One solution certainly is a provision in a uniform ethical code that prohibits all use, or allows particular limited uses, of communications relating to settlement. But until such a code becomes a reality, what is the best practice for arbitrators to follow? As to rules that touch upon advocacy (use of documentary evidence, use of legal authorities, preparation of witnesses, questioning of witnesses, etc.) there must of course be “equality of arms,” and arbitrators would do well to cover a number of such subjects in the first procedural orders. By doing so, tribunals may avoid having to address claims of ethical infractions later on, and will often relieve counsel of a conundrum: whether to engage in the same tactics as the adversary, on the premise that they may be ethically acceptable to the tribunal, or to refrain from such tactics while claiming an ethical infraction, at the risk of giving the other side an advocacy advantage if the tribunal finds the conduct to have been ethically acceptable.
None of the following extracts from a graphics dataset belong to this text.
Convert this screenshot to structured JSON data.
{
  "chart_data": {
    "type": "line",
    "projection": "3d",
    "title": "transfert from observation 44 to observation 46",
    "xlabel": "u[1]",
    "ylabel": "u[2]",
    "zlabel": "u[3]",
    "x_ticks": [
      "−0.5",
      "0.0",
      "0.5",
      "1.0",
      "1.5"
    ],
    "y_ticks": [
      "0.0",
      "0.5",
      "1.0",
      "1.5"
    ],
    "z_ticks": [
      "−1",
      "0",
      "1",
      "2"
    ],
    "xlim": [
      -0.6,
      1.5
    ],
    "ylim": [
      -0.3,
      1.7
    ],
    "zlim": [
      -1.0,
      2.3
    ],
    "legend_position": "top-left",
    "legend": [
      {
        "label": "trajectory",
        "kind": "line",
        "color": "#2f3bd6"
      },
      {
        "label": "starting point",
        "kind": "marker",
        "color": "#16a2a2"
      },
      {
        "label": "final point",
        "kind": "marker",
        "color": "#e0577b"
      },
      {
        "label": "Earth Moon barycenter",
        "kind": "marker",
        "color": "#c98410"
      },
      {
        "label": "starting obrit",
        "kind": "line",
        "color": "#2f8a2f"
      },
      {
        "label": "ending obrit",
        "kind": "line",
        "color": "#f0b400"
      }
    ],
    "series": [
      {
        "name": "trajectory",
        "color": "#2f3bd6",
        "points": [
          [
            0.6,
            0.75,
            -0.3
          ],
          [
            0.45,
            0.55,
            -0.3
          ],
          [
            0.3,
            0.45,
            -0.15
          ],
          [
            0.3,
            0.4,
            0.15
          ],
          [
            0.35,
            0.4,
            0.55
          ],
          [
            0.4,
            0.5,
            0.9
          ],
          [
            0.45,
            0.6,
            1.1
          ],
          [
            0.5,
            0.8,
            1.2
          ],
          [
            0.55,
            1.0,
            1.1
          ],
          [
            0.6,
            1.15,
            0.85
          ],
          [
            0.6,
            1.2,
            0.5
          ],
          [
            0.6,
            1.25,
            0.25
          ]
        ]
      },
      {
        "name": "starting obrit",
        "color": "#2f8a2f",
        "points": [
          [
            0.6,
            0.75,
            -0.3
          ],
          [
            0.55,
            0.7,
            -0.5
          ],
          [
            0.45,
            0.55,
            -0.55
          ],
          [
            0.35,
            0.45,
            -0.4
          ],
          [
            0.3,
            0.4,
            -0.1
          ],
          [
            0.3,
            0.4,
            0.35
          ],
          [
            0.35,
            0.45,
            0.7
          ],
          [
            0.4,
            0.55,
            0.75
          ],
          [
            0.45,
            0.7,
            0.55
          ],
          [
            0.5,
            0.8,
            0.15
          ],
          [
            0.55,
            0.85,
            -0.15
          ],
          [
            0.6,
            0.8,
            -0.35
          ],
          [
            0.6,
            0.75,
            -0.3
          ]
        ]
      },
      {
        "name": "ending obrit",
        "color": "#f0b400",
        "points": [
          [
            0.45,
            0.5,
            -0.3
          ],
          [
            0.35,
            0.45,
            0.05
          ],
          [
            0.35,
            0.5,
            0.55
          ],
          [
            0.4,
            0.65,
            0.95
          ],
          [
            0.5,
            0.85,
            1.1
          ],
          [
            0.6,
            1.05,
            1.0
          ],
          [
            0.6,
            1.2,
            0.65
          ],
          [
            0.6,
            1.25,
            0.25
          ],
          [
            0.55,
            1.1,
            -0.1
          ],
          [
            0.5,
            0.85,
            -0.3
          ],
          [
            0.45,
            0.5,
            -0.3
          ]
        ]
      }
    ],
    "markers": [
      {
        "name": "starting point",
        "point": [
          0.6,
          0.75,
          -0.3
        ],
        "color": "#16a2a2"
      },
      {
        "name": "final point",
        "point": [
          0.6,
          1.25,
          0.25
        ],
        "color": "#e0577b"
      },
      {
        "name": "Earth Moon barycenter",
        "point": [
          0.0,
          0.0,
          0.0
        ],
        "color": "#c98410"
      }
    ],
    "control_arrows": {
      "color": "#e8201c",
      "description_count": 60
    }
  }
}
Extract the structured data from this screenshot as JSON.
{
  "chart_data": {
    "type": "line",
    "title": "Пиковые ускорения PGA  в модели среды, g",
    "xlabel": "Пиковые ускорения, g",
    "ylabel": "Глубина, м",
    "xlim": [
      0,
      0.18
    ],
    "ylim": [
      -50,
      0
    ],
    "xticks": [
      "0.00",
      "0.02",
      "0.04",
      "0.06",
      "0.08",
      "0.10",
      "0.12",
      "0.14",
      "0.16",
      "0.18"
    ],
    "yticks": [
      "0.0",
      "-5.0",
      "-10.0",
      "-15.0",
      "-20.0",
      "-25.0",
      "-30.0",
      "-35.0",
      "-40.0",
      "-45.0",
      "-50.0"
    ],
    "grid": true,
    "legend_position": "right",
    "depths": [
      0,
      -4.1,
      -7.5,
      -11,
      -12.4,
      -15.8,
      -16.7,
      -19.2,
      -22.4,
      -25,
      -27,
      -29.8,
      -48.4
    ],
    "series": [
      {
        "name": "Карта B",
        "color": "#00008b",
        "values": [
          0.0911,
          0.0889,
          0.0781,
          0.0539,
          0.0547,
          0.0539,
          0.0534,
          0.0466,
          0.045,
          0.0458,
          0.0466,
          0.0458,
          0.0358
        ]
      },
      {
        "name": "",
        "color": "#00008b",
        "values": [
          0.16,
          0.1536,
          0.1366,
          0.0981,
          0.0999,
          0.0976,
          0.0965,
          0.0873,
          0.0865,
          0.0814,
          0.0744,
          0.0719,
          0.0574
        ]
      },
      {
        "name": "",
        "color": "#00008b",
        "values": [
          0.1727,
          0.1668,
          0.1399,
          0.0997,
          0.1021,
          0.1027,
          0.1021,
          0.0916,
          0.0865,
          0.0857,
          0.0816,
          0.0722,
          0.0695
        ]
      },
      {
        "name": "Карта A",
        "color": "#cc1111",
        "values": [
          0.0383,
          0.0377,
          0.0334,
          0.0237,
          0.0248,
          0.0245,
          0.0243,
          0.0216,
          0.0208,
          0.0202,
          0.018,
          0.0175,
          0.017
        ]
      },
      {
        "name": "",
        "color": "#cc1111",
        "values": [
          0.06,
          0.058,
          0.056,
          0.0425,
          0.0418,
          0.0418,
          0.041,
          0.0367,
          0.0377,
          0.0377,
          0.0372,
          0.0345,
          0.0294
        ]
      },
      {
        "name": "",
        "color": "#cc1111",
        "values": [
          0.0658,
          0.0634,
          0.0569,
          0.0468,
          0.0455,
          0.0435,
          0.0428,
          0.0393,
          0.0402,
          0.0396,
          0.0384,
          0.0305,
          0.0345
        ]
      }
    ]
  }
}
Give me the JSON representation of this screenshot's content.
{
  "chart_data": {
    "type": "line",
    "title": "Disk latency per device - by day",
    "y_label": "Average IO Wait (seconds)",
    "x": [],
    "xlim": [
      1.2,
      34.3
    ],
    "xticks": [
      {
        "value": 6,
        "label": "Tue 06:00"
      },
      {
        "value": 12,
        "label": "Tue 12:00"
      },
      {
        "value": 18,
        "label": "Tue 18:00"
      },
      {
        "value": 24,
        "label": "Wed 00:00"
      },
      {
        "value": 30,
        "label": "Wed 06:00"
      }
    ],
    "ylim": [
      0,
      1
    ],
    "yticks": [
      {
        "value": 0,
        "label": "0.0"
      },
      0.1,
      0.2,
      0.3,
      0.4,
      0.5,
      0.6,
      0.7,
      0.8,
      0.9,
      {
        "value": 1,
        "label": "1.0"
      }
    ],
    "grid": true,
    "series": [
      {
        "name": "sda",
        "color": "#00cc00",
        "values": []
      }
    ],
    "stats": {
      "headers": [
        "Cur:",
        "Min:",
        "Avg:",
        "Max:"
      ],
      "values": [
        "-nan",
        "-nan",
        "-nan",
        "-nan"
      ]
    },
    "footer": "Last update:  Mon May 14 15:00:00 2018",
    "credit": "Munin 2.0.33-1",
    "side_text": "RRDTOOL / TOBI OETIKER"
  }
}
An illustration of this process may be found in the adoption by many tribunals, early in the case, of the IBA Rules of Evidence as “guidelines” for the proceedings. Rule 4.3 of the IBA Rules declares that communications by a party or its counsel with the party’s witnesses in advance of their testimony, to discuss the testimony, is not improper — and this rule is essentially an ethical rule even though it is found in “Rules of Evidence.” The general acceptability of witness contact in international arbitrations, despite its illegality in judicial proceedings in many countries, has come about substantially by virtue of the adoption into procedural orders of the IBA Evidence Rules as guidelines (if not as governing prescriptions).
Much of this ground can be covered with the agreement of the parties, who are likely to be accommodating to the wishes of the tribunal on abstract principles of counsel ethics early in the case. Thus tribunals should have little difficulty securing the agreement of all counsel in most cases that: (i) communications between opposing counsel shall be confidential and not used in the proceedings except by agreement, unless the unilateral use is necessary to disclose that the adversary has acted dishonestly or in bad faith toward the tribunal; (ii) any agreements of the parties concerning the confidentiality of their communications during the proceedings shall be binding upon their counsel regarding use in the proceedings; (iii) counsel shall have an affirmative duty to direct their clients to preserve evidence that may be relevant and material to the proceedings, (iv) counsel shall have an affirmative duty to bring to the tribunal’s immediate attention any circumstances involving an attempt by counsel to influence a witness not to tell the truth, and (v) counsel shall have an affirmative duty to bring to the tribunal’s immediate attention any circumstances indicating a substantive ex parte communication between a party or its counsel and a member of the tribunal.